Palabras clave: servicios, mercado interior, reconocimiento mutuo, Tribunal de Justicia
Abstratc: Directive 2006/123, of the European Parliament and of the Council of 12 December 2006 on services in the internal market, is a remarkable step forward in the legal definition of economic activities, striking a balance between the protection of public services and the consolidation of a competitive internal market that fights nacional internal barriers. The techniques employed by the said Directive in order to achieve these goals is the subject of this paper.
Keywords: services, internal market, mutual recognition, Court of Justice
Los medios de comunicación, cuyas primeras páginas dan cuenta con todo detalle de los reproches con que se obsequian a diario los miembros de una clase gobernante que, en general, carece de toda grandeza, no han encontrado todavía un hueco para informar a los españoles de la publicación en el Diario Oficial de la Unión Europea del día 27 de diciembre último de la Directiva 2006/123, del Parlamento y del Consejo, del anterior día 12, relativa a los servicios en el mercado interior.
Y, sin embargo, se trata de un acontecimiento de extraordinaria importancia, muy por encima de las mezquindades cotidianas que nos rodean, porque esa Directiva, cuya tramitación ha sido particularmente laboriosa y ha consumido tres largos años, es la llave que abre una nueva y definitiva etapa en el proceso de construcción de ese mercado interior único en el que las personas, los servicios, las mercancías y los capitales puedan circular desde Finisterre al Mar Negro con entera libertad, objetivo mayor de cuya consecución depende en muy buena medida el futuro de la vieja Europa.

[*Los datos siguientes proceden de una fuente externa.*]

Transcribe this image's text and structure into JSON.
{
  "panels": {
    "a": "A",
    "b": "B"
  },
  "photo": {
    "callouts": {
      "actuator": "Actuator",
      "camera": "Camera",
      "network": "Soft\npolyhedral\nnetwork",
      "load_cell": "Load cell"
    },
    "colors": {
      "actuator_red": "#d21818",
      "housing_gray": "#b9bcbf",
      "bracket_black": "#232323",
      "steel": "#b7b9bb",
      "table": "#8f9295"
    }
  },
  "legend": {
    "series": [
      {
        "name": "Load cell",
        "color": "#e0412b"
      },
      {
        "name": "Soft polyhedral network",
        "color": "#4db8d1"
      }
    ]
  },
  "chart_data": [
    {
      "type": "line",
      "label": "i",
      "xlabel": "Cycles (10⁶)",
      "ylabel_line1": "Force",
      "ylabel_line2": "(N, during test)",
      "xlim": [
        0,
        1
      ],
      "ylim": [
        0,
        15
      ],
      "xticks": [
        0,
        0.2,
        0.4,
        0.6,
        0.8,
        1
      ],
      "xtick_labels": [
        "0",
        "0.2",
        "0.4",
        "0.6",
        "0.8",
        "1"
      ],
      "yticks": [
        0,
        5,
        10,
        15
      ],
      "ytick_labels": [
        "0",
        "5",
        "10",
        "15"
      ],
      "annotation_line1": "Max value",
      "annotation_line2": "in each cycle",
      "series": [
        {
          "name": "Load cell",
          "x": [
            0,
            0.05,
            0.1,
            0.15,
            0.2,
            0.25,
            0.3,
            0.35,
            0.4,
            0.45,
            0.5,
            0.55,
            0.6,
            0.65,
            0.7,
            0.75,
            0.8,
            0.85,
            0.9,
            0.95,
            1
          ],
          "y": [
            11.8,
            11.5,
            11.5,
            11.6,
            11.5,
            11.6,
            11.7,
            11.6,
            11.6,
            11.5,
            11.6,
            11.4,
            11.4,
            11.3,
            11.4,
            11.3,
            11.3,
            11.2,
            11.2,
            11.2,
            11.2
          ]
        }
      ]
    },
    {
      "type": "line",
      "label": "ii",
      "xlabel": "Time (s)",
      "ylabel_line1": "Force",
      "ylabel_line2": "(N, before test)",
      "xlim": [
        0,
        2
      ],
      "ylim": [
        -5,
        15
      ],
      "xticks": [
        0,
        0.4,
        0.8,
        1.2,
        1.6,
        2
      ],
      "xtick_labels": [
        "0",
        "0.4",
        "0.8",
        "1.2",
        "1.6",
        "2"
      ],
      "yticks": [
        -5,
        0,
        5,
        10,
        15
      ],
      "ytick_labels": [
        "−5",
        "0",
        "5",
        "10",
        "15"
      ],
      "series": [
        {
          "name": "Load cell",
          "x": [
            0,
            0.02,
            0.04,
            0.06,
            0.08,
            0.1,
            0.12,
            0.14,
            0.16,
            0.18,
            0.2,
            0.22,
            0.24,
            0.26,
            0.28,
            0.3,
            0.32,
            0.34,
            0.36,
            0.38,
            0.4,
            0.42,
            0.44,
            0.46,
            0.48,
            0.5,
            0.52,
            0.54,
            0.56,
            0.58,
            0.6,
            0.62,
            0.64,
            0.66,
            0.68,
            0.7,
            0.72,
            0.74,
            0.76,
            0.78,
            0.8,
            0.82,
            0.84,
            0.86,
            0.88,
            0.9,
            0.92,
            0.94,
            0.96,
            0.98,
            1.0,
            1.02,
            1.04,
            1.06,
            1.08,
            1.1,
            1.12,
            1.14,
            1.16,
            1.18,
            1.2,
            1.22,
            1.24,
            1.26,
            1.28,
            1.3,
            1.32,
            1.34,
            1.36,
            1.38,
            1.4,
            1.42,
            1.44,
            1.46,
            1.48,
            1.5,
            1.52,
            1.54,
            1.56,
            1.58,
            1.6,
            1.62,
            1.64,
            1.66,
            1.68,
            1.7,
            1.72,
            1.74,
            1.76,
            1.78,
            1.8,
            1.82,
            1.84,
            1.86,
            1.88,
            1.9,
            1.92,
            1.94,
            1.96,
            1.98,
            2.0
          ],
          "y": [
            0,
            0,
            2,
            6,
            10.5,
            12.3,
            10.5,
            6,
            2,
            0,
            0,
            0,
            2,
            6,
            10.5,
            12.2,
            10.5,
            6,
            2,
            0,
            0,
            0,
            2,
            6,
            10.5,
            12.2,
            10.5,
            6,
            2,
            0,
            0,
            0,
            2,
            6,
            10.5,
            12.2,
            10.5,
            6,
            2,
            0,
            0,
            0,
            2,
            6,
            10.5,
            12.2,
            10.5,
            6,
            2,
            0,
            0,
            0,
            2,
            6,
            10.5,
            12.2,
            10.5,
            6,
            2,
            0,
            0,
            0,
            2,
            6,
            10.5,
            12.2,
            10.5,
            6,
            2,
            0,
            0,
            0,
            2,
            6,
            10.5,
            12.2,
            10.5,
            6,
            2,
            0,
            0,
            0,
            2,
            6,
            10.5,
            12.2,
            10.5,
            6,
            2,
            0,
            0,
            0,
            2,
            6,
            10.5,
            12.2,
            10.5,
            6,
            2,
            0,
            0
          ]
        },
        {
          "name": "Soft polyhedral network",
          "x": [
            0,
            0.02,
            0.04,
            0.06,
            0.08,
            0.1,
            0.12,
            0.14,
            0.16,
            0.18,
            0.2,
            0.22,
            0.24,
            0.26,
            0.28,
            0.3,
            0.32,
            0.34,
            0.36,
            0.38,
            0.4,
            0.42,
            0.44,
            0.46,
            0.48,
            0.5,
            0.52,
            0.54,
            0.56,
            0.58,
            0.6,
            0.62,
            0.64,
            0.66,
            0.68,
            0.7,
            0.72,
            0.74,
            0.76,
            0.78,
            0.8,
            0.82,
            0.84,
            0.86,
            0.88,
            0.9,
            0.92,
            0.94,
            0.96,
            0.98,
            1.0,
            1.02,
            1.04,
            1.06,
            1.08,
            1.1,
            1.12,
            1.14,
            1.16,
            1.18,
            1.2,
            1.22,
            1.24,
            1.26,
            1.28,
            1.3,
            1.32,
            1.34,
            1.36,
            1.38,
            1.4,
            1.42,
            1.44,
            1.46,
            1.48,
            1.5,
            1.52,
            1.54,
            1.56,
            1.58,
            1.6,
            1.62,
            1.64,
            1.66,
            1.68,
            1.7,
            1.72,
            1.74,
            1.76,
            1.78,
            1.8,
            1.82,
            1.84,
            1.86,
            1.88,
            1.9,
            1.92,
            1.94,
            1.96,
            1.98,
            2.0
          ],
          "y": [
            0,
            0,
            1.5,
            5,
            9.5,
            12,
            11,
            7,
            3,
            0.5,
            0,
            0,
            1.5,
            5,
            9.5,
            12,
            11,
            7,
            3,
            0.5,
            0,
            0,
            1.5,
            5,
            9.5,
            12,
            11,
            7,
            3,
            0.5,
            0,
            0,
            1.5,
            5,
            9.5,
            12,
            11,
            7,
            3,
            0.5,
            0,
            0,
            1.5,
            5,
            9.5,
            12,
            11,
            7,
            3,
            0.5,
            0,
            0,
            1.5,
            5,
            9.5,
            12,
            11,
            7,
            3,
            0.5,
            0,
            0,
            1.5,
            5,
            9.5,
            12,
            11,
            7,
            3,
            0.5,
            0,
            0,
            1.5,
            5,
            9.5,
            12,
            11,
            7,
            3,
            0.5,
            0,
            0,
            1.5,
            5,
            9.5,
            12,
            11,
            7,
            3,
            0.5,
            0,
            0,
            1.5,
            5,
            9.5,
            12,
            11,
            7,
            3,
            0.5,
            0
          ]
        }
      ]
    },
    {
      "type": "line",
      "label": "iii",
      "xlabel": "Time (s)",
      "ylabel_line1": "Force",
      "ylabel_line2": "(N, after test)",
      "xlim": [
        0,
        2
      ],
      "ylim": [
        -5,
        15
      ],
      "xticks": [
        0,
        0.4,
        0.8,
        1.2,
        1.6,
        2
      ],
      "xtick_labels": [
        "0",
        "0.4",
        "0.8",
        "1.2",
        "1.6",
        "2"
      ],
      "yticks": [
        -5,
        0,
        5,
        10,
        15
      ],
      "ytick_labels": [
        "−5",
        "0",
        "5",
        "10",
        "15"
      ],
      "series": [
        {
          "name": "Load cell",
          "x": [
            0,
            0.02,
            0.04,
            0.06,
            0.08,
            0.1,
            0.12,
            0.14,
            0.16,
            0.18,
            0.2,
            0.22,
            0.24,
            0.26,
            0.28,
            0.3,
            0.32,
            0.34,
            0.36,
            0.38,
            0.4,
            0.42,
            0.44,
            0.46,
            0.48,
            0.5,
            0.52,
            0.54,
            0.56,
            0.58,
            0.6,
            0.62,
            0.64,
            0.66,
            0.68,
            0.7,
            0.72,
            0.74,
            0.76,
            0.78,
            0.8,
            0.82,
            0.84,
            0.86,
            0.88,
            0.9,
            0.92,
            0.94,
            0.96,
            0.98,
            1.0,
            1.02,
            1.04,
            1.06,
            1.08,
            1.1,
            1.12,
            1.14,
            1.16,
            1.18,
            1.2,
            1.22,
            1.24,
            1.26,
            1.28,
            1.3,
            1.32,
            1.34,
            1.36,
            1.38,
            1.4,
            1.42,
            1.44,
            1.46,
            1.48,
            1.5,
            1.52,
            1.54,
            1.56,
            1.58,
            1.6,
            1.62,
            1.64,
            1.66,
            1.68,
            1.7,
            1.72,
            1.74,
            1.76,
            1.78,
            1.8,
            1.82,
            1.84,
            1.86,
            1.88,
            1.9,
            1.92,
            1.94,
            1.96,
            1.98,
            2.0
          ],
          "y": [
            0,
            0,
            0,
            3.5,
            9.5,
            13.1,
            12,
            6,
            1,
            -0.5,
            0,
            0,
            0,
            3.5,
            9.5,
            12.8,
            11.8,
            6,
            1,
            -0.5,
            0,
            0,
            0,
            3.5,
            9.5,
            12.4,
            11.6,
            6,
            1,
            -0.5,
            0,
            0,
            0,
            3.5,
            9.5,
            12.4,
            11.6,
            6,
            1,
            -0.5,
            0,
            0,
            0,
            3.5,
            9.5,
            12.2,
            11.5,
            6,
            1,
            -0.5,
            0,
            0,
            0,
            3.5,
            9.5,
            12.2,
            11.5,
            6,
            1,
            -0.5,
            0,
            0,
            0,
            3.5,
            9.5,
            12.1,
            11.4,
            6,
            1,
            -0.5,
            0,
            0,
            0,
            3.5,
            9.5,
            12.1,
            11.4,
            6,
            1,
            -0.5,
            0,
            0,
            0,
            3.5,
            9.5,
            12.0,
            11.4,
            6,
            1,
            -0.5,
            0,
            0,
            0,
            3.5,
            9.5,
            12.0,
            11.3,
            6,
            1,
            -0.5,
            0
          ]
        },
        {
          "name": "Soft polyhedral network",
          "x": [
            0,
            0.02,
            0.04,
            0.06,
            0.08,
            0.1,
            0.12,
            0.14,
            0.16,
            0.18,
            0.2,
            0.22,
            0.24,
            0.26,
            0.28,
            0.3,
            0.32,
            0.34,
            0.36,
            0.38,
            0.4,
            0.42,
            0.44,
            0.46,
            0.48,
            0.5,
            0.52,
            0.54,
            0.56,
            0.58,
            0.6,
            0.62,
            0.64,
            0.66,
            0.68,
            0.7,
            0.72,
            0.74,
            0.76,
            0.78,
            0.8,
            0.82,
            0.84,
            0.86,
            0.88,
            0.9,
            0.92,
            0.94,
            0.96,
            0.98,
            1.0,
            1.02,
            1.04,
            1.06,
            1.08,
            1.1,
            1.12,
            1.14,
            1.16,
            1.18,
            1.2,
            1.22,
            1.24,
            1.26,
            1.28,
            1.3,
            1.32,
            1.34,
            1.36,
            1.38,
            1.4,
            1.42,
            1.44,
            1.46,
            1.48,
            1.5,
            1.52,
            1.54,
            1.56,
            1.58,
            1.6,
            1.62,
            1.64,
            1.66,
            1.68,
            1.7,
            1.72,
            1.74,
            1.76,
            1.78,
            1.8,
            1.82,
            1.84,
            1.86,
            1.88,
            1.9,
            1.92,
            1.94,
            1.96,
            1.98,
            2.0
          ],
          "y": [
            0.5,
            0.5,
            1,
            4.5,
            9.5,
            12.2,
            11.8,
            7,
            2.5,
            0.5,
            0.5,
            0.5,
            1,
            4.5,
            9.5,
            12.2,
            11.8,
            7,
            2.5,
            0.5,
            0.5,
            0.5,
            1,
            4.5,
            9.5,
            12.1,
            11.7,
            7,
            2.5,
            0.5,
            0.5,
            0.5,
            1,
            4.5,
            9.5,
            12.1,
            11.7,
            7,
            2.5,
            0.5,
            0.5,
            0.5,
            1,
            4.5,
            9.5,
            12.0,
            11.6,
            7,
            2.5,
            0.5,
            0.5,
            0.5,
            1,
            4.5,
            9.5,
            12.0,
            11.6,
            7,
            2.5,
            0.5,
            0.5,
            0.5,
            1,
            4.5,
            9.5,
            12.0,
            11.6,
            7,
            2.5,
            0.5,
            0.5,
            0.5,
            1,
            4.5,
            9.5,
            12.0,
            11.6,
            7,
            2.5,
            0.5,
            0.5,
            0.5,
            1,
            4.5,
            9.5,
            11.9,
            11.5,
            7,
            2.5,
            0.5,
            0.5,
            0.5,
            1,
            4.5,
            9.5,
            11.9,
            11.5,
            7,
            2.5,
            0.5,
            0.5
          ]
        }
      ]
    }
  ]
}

En los veinte años transcurridos desde la entrada en vigor del Acta Única Europea que fijó ese gran objetivo se han dado, sin duda, pasos muy importantes en esa dirección. Se han desmontado, en efecto, los viejos monopolios fiscales y se han puesto en marcha procesos de liberalización de sectores enteros de actividad (la televisión, los teléfonos y las telecomunicaciones en general, la electricidad, el gas, los ferrocarriles, el correo incluso) tradicionalmente configurados como servicios públicos y reservados, en consecuencia, por la Ley a las Administraciones Públicas o a los operadores por ellas elegidos a título de concesionarios, cuya continuación en esta situación ya no se justificaba en las circunstancias actuales ni por razones técnicas, ni por razones económicas.
Se ha hecho, además, sin sacrificar lo que había de positivo, más aún de irrenunciable, en la cultura del servicio público, que sigue estando preservado por las muevas categorías acuñadas con ese fin. El concepto de servicio universal y la idea de las obligaciones de servicio público están, en efecto, plenamente asimiladas ya y tienen en la nueva legislación sectorial el lugar que las corresponde para asegurar a todas las personas el acceso a las prestaciones básicas. Los servicios de interés general, que el Tratado de la Comunidad Europea contempló hasta Amsterdam como una simple excepción a las reglas de la competencia, tienen hoy reconocido en el artículo 16 de la versión consolidada del Tratado, es decir, en su mismo pórtico su papel en «la promoción de la cohesión social y territorial» como parte que son de «los valores comunes de la Unión».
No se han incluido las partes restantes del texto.